Of course, confounding expectations has been part of Warpaint’s m.o. since the band formed in 2004. And so when the band convened to make their third studio album, Heads Up, they shared a common goal: to make a faster, dance-oriented record. “We’ve always had this really jammy, high-energy live show compared to some of our records,” Kokal says. “We all love to dance. We didn’t want to take away from the emotion or the core feeling of what our band is all about—which I don’t even think we could take out if we wanted, because it is who we are—but we wanted to bump the speed up and have a little bit more fun.”

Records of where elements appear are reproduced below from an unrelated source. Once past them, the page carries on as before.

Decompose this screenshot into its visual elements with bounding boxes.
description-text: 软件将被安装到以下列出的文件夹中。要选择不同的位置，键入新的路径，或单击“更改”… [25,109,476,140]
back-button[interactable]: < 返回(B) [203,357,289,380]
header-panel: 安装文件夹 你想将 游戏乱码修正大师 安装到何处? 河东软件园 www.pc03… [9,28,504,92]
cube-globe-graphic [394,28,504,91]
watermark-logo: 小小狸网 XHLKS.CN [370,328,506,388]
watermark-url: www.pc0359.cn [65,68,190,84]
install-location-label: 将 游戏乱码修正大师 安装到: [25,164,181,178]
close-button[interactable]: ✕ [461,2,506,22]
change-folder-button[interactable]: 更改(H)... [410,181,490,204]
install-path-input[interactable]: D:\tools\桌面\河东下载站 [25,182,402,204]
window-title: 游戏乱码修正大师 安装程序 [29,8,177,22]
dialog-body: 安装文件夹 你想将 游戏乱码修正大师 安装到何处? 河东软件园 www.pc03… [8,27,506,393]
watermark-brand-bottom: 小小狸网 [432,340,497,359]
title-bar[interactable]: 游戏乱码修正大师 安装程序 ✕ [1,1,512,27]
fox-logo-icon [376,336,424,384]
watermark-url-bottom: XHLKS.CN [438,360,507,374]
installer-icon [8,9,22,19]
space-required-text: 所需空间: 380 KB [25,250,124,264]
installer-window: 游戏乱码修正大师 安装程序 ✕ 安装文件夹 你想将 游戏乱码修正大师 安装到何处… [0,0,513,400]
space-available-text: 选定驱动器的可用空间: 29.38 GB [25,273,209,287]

Warpaint spent only four months in the studio making Heads Up, the quickest they’ve ever made a record. “We have a tendency to over-marinate on certain ideas,” Mozgawa says. “There wasn’t a great deal of laboring over things or doing things a million different ways and overdubbing for months.”
In another switch, Warpaint tended to work one-on-one or in pairs with producer Jake Bercovici (who produced their EP Exquisite Corpse) in the studio. “The doors were a little more open in terms of what was accepted and what wasn’t, because we were sharing ideas so rapidly between us,” Mozgawa says.
These looser vibes and individual experiences ensured that once Heads Up was complete, even Warpaint themselves were surprised—in a good way—at how the album turned out. “We’ve been on tour, and we’ve been around each and other,” Lindberg says. “But you need to take a break from that sometimes to get a fresh perspective, and to be excited and inspired about what you’re doing. I feel like we did that.
“I feel really proud of what we made—almost surprised and shocked,” she continues. “When we were making it, I was like, ‘I wonder what this is going to sound like? How’s this going to come together?’ I love the way that it came together so nicely. I feel so proud of it, and like it’s an evolution of our band. It sounds like a mature version of Warpaint.”